Sheinbaum pide a EE.UU. no usar a México en su campaña electoral
La presidenta mexicana Claudia Sheinbaum rechazó las críticas del gobierno estadounidense sobre la seguridad en México y pidió respeto ante el proceso electoral de Estados Unidos.
La mandataria mexicana Claudia Sheinbaum respondió con firmeza a las recientes declaraciones del secretario de Estado de Estados Unidos, Marco Rubio, quien aseguró que amplias zonas de México están bajo control del narcotráfico. Sheinbaum calificó estas afirmaciones como parte de la campaña electoral estadounidense de cara a las elecciones intermedias de noviembre, y pidió que México no sea usado como un instrumento político.
Durante su conferencia matutina en Palacio Nacional, Sheinbaum insistió en que México no es “piñata de nadie” y que debe ser respetado como nación soberana. Reiteró que México no interviene en los procesos electorales de Estados Unidos y pidió reciprocidad. “Nos coordinamos, sin subordinarnos”, afirmó, en un llamado a mantener una relación bilateral basada en el respeto y la colaboración mutua.
La presidenta defendió los avances en la estrategia nacional contra el crimen organizado, destacando la reducción en los homicidios dolosos como prueba del compromiso del gobierno mexicano. Sin embargo, Sheinbaum también hizo un llamado a Washington para que refuerce la lucha contra el consumo interno de drogas y el tráfico ilícito de armas hacia México, factores que dificultan la seguridad en la frontera común.

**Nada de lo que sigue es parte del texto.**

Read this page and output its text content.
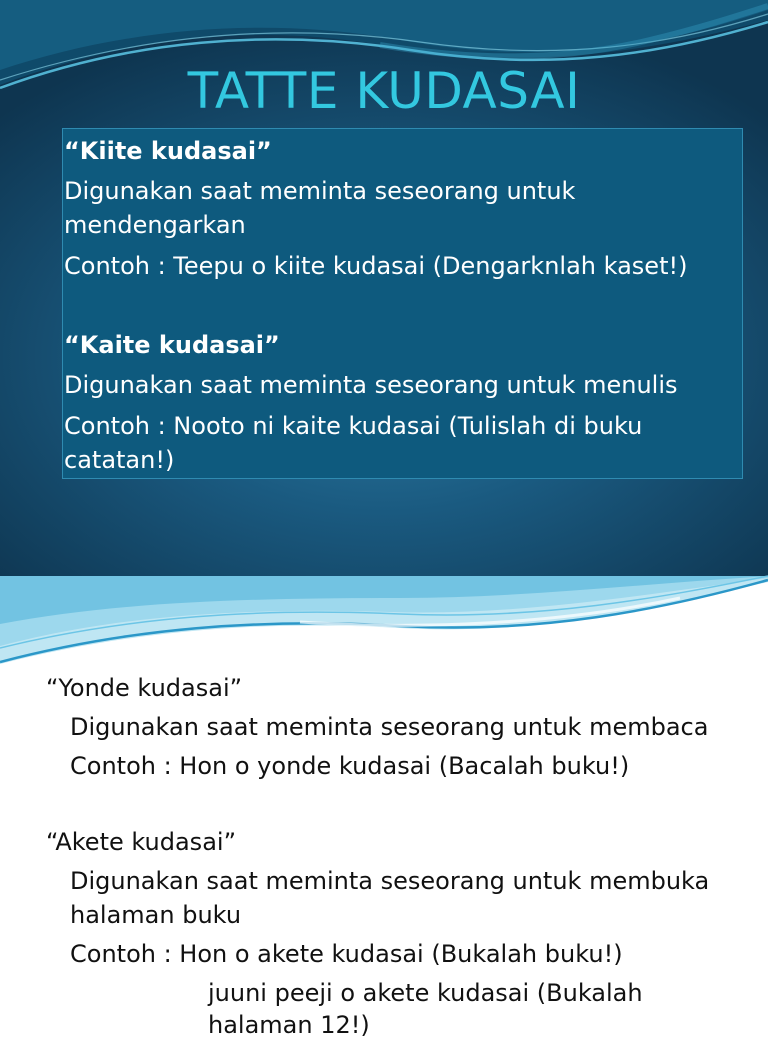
TATTE KUDASAI
“Kiite kudasai”
Digunakan saat meminta seseorang untuk
mendengarkan
Contoh : Teepu o kiite kudasai (Dengarknlah kaset!)
“Kaite kudasai”
Digunakan saat meminta seseorang untuk menulis
Contoh : Nooto ni kaite kudasai (Tulislah di buku
catatan!)
“Yonde kudasai”
Digunakan saat meminta seseorang untuk membaca
Contoh : Hon o yonde kudasai (Bacalah buku!)
“Akete kudasai”
Digunakan saat meminta seseorang untuk membuka
halaman buku
Contoh : Hon o akete kudasai (Bukalah buku!)
juuni peeji o akete kudasai (Bukalah
halaman 12!)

Las declaraciones de Sheinbaum se dan en un contexto de tensión política y negociaciones comerciales entre ambos países, donde la seguridad fronteriza y el control del narcotráfico han cobrado protagonismo. Marco Rubio reiteró sus críticas en una visita a Ecuador, mientras el presidente estadounidense Donald Trump ha señalado en múltiples ocasiones la supuesta falta de control mexicano sobre ciertos territorios.

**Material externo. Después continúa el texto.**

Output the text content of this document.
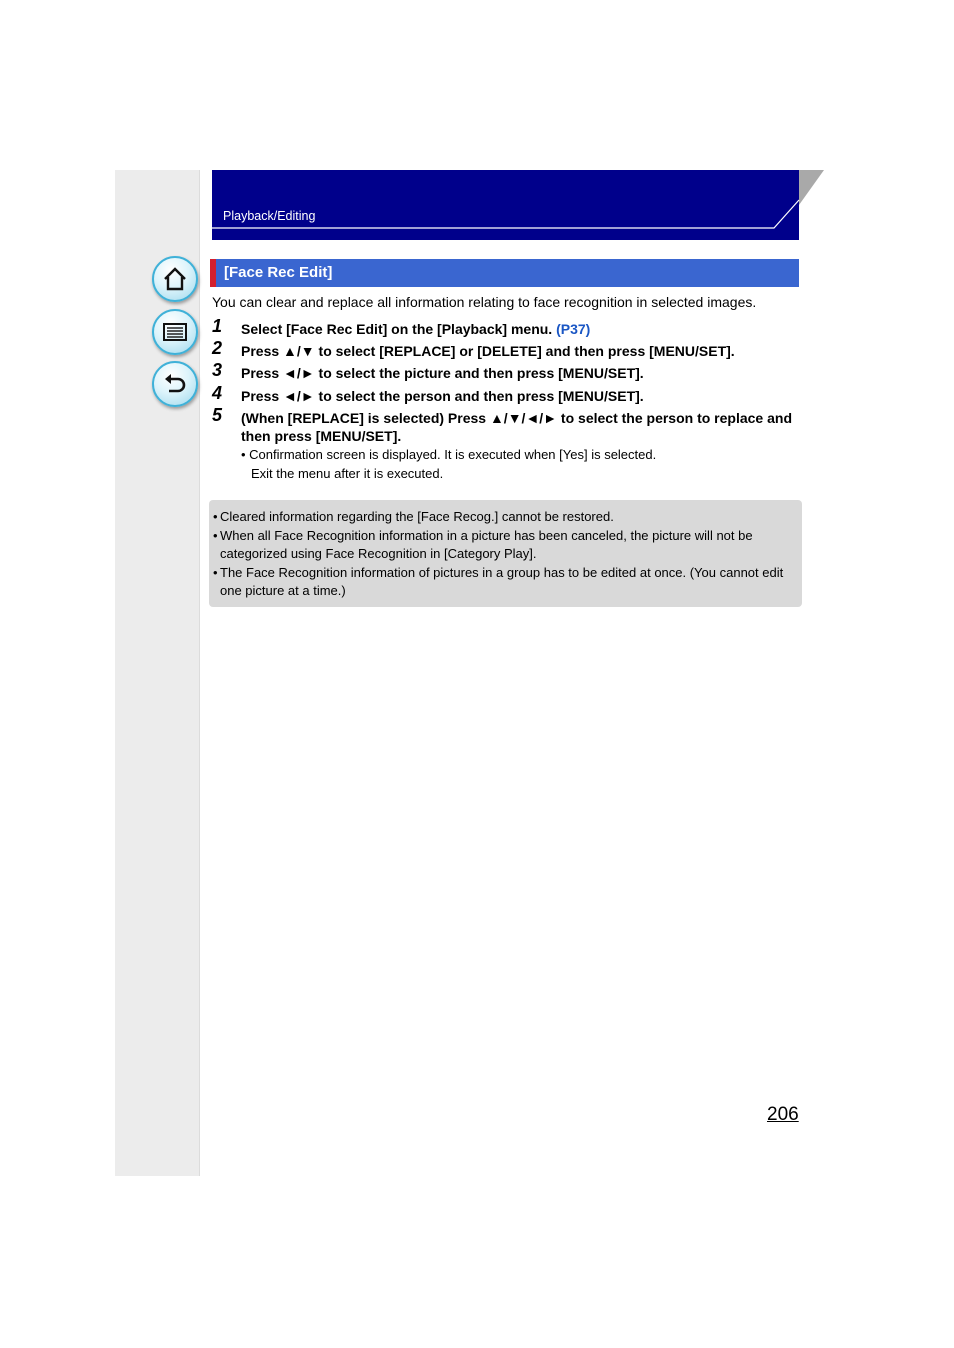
Playback/Editing
[Face Rec Edit]
You can clear and replace all information relating to face recognition in selected images.
1 Select [Face Rec Edit] on the [Playback] menu. (P37)
2 Press ▲/▼ to select [REPLACE] or [DELETE] and then press [MENU/SET].
3 Press ◄/► to select the picture and then press [MENU/SET].
4 Press ◄/► to select the person and then press [MENU/SET].
5 (When [REPLACE] is selected) Press ▲/▼/◄/► to select the person to replace and then press [MENU/SET].
• Confirmation screen is displayed. It is executed when [Yes] is selected.
Exit the menu after it is executed.
• Cleared information regarding the [Face Recog.] cannot be restored.
• When all Face Recognition information in a picture has been canceled, the picture will not be categorized using Face Recognition in [Category Play].
• The Face Recognition information of pictures in a group has to be edited at once. (You cannot edit one picture at a time.)
206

Con cautela, la presidenta mexicana anunció que su gobierno mantendrá una postura de “cabeza fría” para evitar provocaciones y preservar la estabilidad diplomática. Para Sheinbaum, la relación con Estados Unidos es una responsabilidad política fundamental que impacta el bienestar de ambas naciones.
La cooperación bilateral en materia de seguridad ha sido un eje central en los últimos años, aunque las diferencias en la percepción del problema del narcotráfico persisten. México ha insistido en que el combate a esta problemática debe ser integral y bilateral, incluyendo medidas para reducir la demanda en Estados Unidos y controlar el flujo de armas hacia su territorio.
Este episodio refleja las complejidades de una relación que, pese a su estrecha interdependencia económica y social, enfrenta desafíos en temas sensibles como la seguridad y la política interna. La tensión política en Estados Unidos y la proximidad de sus elecciones agregan una capa adicional a estas dinámicas.
Para entender mejor esta situación, puede consultarse información sobre las relaciones México-Estados Unidos en Wikipedia o el impacto del narcotráfico en la región a través de reportes de la ONU y la OCDE. Asimismo, las políticas migratorias y de seguridad fronteriza están documentadas en el portal oficial del Gobierno de México.
La disputa verbal entre ambos países subraya la importancia de mantener canales abiertos para la cooperación y evitar que los debates políticos internos afecten la relación bilateral, crucial para la estabilidad de Norteamérica.